En lisant cet ouvrage fort intéressant (bien qu'inégal), dans lequel certains créateurs évoquent leur inquiétude face à la remontée de valeurs plus «traditionnelles», une interview livrée en direct à la télévision par le docteur Réjean Thomas ne cessait de me revenir à l'esprit.
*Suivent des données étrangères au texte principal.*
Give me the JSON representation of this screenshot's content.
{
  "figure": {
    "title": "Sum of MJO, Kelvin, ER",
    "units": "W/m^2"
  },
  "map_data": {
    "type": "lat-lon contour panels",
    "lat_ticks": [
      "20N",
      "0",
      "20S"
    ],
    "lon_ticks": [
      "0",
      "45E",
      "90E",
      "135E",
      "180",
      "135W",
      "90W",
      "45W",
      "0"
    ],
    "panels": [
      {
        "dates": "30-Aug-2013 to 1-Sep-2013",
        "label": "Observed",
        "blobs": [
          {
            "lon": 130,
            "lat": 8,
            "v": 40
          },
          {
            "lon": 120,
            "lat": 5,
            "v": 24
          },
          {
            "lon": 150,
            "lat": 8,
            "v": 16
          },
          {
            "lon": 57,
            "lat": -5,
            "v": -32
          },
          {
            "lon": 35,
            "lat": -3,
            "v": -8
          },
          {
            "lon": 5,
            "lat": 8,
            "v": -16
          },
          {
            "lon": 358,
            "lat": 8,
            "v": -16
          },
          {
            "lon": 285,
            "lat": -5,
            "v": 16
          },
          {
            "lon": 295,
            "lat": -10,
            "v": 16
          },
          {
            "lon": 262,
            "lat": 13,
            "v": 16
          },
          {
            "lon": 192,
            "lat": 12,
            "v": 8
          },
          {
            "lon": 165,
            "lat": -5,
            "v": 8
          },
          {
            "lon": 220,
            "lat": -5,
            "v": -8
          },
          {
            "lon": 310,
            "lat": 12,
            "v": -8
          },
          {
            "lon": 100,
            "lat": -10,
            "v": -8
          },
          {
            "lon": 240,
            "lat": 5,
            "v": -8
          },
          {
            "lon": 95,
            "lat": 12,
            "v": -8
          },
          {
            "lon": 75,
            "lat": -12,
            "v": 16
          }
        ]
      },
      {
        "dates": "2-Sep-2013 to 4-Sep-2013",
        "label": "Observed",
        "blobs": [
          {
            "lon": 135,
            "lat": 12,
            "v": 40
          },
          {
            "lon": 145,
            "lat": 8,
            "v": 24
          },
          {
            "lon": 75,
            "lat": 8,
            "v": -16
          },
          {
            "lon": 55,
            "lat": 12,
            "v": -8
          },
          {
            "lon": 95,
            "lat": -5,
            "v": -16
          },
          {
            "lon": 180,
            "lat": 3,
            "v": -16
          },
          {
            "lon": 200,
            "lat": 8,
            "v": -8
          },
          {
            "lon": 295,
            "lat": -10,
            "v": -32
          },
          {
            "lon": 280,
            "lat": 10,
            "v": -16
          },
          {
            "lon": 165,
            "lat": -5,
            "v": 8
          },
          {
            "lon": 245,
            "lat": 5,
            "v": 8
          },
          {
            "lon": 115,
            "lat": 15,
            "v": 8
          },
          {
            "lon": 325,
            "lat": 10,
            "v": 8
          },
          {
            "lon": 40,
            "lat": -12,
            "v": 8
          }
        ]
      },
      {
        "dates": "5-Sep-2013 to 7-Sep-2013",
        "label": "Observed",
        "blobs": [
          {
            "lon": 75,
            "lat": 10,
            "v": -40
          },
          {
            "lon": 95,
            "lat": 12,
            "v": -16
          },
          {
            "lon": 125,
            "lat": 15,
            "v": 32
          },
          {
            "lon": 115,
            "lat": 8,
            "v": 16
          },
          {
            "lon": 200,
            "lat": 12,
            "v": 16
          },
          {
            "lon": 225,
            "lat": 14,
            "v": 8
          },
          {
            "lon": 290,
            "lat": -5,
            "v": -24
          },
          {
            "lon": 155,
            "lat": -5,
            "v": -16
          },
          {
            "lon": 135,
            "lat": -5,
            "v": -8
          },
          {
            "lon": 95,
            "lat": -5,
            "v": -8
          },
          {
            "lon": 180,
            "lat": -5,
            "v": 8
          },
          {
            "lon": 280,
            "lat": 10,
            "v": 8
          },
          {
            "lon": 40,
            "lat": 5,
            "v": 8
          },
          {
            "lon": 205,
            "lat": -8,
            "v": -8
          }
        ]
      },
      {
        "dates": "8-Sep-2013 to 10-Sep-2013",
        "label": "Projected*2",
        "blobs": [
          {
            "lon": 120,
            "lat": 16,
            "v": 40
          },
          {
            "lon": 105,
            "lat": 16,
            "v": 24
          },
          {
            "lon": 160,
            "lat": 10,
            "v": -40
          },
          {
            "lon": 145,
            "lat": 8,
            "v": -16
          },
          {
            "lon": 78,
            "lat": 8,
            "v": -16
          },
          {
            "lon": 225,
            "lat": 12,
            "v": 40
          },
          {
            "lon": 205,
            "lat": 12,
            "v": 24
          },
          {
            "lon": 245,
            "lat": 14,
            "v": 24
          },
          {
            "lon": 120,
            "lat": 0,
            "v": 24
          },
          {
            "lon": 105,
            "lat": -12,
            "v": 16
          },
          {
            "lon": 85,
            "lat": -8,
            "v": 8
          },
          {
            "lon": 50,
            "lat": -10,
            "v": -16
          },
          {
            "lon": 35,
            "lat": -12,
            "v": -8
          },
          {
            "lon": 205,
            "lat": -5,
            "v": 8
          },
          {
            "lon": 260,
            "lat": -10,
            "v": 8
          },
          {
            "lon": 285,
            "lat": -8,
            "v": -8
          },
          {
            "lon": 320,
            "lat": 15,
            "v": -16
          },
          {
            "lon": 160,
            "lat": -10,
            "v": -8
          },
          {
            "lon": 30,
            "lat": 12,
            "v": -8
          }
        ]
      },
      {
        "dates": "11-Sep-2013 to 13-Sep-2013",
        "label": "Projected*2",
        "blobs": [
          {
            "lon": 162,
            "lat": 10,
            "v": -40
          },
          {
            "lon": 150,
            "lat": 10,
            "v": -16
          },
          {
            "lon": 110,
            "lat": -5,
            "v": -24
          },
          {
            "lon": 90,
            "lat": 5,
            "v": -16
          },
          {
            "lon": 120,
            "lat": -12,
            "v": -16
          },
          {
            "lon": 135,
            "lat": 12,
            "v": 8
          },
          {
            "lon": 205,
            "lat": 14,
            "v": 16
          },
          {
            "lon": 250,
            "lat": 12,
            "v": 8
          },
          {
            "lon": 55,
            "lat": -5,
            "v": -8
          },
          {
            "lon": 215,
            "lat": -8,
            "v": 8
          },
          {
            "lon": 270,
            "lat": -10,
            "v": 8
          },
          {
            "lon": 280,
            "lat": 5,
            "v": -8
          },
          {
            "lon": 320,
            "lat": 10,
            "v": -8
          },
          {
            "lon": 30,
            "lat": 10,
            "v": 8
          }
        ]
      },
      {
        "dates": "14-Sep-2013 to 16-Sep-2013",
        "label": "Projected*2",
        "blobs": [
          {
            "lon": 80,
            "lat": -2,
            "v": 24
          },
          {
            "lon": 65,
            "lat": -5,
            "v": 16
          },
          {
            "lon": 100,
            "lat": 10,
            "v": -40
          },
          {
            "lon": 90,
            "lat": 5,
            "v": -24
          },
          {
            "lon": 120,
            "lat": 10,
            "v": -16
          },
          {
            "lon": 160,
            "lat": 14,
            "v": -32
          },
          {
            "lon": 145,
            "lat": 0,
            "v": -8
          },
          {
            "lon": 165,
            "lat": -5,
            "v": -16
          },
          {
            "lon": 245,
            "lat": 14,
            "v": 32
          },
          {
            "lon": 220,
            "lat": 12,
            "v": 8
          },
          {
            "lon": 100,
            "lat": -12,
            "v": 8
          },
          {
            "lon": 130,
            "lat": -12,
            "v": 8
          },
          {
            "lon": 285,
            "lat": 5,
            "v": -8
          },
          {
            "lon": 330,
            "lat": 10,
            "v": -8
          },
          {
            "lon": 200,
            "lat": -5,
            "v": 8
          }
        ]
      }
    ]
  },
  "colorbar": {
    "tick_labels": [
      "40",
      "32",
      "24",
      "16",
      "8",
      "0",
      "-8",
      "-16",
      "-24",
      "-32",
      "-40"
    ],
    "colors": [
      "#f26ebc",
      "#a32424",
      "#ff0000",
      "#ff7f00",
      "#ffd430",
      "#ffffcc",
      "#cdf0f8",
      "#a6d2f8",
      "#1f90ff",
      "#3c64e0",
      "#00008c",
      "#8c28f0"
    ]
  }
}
Parce qu'elle traduit fort bien, à mon sens, le malaise que semblent ressentir ceux et celles qui, présentement, n'entrent pas dans les «normes» établies par la majorité.
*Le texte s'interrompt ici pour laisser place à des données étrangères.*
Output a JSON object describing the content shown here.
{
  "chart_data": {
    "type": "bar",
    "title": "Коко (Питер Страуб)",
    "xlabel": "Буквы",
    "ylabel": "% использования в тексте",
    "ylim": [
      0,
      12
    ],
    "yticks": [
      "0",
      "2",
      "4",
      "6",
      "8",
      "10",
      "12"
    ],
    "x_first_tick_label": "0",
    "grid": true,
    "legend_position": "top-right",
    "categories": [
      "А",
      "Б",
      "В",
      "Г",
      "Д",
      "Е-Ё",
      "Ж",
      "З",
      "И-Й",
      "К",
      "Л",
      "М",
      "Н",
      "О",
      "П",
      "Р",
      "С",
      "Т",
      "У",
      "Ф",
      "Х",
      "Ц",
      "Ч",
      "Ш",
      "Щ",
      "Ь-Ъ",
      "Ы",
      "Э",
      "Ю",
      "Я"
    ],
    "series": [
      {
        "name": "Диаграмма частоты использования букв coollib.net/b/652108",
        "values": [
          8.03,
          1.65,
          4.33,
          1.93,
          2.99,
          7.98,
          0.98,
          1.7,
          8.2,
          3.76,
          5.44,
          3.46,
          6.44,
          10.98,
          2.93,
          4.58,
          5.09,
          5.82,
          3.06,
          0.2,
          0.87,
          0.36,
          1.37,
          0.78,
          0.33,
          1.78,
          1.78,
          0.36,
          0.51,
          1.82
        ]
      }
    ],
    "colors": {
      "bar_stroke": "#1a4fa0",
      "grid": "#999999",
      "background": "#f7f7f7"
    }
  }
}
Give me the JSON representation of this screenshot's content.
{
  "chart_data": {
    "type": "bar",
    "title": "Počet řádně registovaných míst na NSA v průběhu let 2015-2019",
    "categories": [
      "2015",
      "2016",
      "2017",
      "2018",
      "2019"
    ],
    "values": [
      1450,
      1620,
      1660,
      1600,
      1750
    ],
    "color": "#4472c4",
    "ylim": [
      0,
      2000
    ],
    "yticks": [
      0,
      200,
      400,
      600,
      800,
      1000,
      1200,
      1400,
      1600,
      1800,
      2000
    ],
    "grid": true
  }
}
C'était il y a quelques mois, pendant la campagne électorale précédant les élections québécoises.

Au Téléjournal du midi, Pascale Nadeau invitait le Dr Thomas à commenter une déclaration d'André Boisclair, à qui une journaliste avait demandé si son orientation sexuelle allait devenir un «boulet», ou nuire à sa campagne électorale. La question faisait suite à un commentaire désobligeant qu'un animateur saguenéen très distingué avait lancé sur les ondes radiophoniques.

Il y était question de «tapettes», je crois. Et du fait que jamais un travailleur d'usine ne voterait pour l'une d'entre elles. Pendant qu'il formulait son commentaire, le médecin s'est surpris lui-même à réprimer un sanglot. «Je ne pensais pas que ça viendrait me chercher comme ça», avait-il alors dit. Un peu comme si l'image d'une société célébrant les diversités avait dès lors été rattrapée par une image beaucoup moins reluisante. Comme si toutes les avancées faites au Québec depuis 20 ans pour un peu plus d'acceptation, un peu plus d'ouverture, avaient été balayées d'un revers de main.

Quelques-uns des cinéastes que Hays a interrogés font aussi écho à cet effet de ressac, ressenti notamment après la sortie de Brokeback Mountain, le très beau film d'Ang Lee. D'autant plus que chez nos amis anglo-saxons, les enjeux engendrés par ce qu'ils appellent la question des «sexual politics» font l'objet de nombreuses analyses.

Ainsi, le cinéaste Don Roos (The Opposite of Sex) estime que Brokeback Mountain a fait plus de mal que de bien, dans la mesure où le succès du film fait selon lui écran. «Dans les faits, les choses n'ont pas évolué», dit-il. L'effet de lassitude qui a marqué la carrière du film (et qui lui a fait perdre l'Oscar au profit de Crash) tend à cet égard à lui donner raison. Certains membres de l'auguste Académie n'ont même jamais voulu aller voir le film. Encore moins voter pour lui.

Le vétéran John Waters, qui a traversé bien des tempêtes, remet de son côté les choses en perspective quand Hays lui demande s'il se considère comme un militant gai.

«Je suis d'abord un militant, un militant qui est gai. Gai, ce n'est pas assez. Tous les films gais ne sont pas obligatoirement bons. Je ne me définis pas à travers ma sexualité Être gai ne me rend pas meilleur ou pire. Cela dit, les gais forment probablement le meilleur public. Parce qu'ils adorent le cinéma!»

Béjart dans les étoiles

Maurice Béjart n'a pas très souvent été associé au monde du cinéma mais on lui doit quand même l'une des scènes les plus appréciées de Les uns et les autres, un film de Claude Lelouch dont la carrière au Québec, longue d'au moins deux ans, fut exceptionnelle au début des années 80. C'est en effet au chorégraphe que l'on doit le fameux ballet final qu'exécute sur l'esplanade Trocadéro, face à la Tour Eiffel, le danseur étoile Jorge Donn. Depuis, le Boléro de Ravel est indissociable de cette célèbre séquence.

* The View from Here, Conversations with Gay and Lesbian Filmmakers, Arsenal Pulp Press.